Previous studies have reported on the relationship between malnutrition and cognitive dysfunction [47]. Malnourished patients are at increased risk of poor performance, and it is presumed that immobility is related to cognitive dysfunction. Additionally, hypophosphatemia has been reported as a potential marker of β-amyloid deposition associated with Alzheimer’s disease [48]. In this study, K-MMSE scores tended to decrease in patients with hypokalemia, hypophosphatemia, and hypoalbuminemia, which are commonly associated with malnutrition, showing a similar result to that obtained in the previous study.

In this study, we were unable to identify antecedent factors that can be considered in the relationship between aging and the elevation of GDF-15. Furthermore, the specific mechanism through which GDF-15 may induce cognitive dysfunction can not be definitively confirmed. Consequently, a clear conclusion regarding whether GDF-15 triggers cognitive dysfunction or increases in association with cognitive dysfunction can not be drawn. While GDF-15 may rise in situations such as aging and conditions similar to chronic kidney disease (CKD), the increase in GDF-15 concentrations when brain cells and tissues are exposed to uremic toxins (such as indoxyl sulfate) suggests that elevated levels of GDF-15 may indicate brain damage in the context of cognitive decline. Especially in patients undergoing hemodialysis, considering GDF-15 elevation beyond a certain threshold as a potential marker for screening or suspicion of cognitive dysfunction appears plausible.
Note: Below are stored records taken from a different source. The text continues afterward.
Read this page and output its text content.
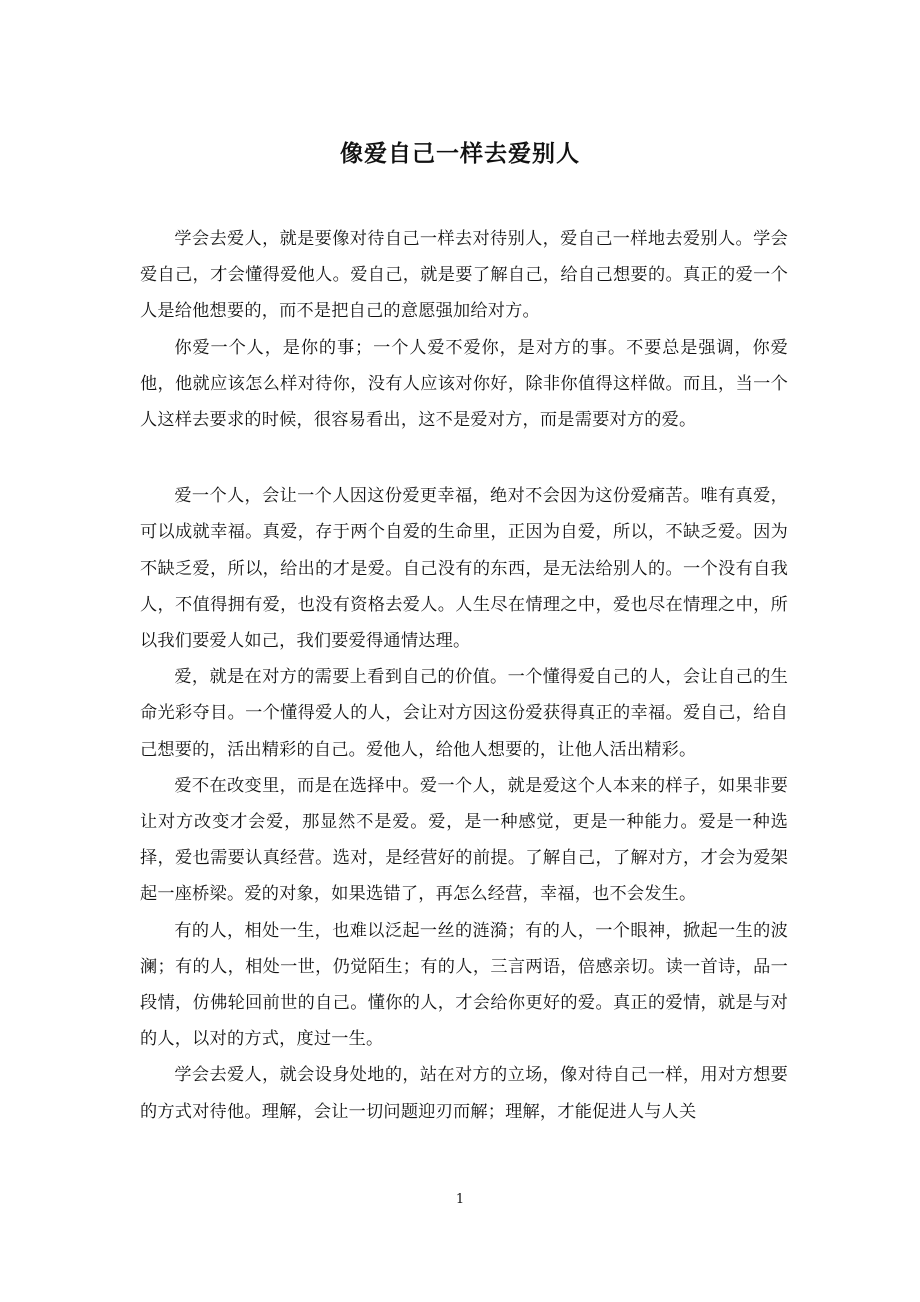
像爱自己一样去爱别人

学会去爱人，就是要像对待自己一样去对待别人，爱自己一样地去爱别人。学会爱自己，才会懂得爱他人。爱自己，就是要了解自己，给自己想要的。真正的爱一个人是给他想要的，而不是把自己的意愿强加给对方。

你爱一个人，是你的事；一个人爱不爱你，是对方的事。不要总是强调，你爱他，他就应该怎么样对待你，没有人应该对你好，除非你值得这样做。而且，当一个人这样去要求的时候，很容易看出，这不是爱对方，而是需要对方的爱。

爱一个人，会让一个人因这份爱更幸福，绝对不会因为这份爱痛苦。唯有真爱，可以成就幸福。真爱，存于两个自爱的生命里，正因为自爱，所以，不缺乏爱。因为不缺乏爱，所以，给出的才是爱。自己没有的东西，是无法给别人的。一个没有自我人，不值得拥有爱，也没有资格去爱人。人生尽在情理之中，爱也尽在情理之中，所以我们要爱人如己，我们要爱得通情达理。

爱，就是在对方的需要上看到自己的价值。一个懂得爱自己的人，会让自己的生命光彩夺目。一个懂得爱人的人，会让对方因这份爱获得真正的幸福。爱自己，给自己想要的，活出精彩的自己。爱他人，给他人想要的，让他人活出精彩。

爱不在改变里，而是在选择中。爱一个人，就是爱这个人本来的样子，如果非要让对方改变才会爱，那显然不是爱。爱，是一种感觉，更是一种能力。爱是一种选择，爱也需要认真经营。选对，是经营好的前提。了解自己，了解对方，才会为爱架起一座桥梁。爱的对象，如果选错了，再怎么经营，幸福，也不会发生。

有的人，相处一生，也难以泛起一丝的涟漪；有的人，一个眼神，掀起一生的波澜；有的人，相处一世，仍觉陌生；有的人，三言两语，倍感亲切。读一首诗，品一段情，仿佛轮回前世的自己。懂你的人，才会给你更好的爱。真正的爱情，就是与对的人，以对的方式，度过一生。

学会去爱人，就会设身处地的，站在对方的立场，像对待自己一样，用对方想要的方式对待他。理解，会让一切问题迎刃而解；理解，才能促进人与人关

1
There are several limitations in this study. First, this study was a retrospective study and had a small sample size, which limited the analysis of GDF-15 trends by age. When the cutoff value of serum GDF-15 was set at 5408.33 pg/mL in the ROC curve, it showed 63.6% sensitivity and 64.4% specificity in predicting cognitive dysfunction. The applicability of these findings to a broader population is limited because the sample size was too small to set an accurate cutoff value that can be used as a marker of cognitive function. It is expected that the prediction rate can be further improved if a relatively larger amount of data is analyzed in future studies. Second, the results were analyzed based on patients from a single country, and consideration for other races was not taken into account. It seems necessary to consider multiple races in future studies. Third, as this study was retrospective, various tools can not be used to evaluate cognitive function, and only the K-MMSE was utilized. In future research, it is believed that richer results will be obtained by using multiple cognitive function assessment tools in retrospective studies. Fourth, among the patients included in this study, there were no individuals diagnosed with depression related to cognitive impairment. However, as undiagnosed depression was not assessed, it is considered crucial for future studies to evaluate not only cognitive function but also depression.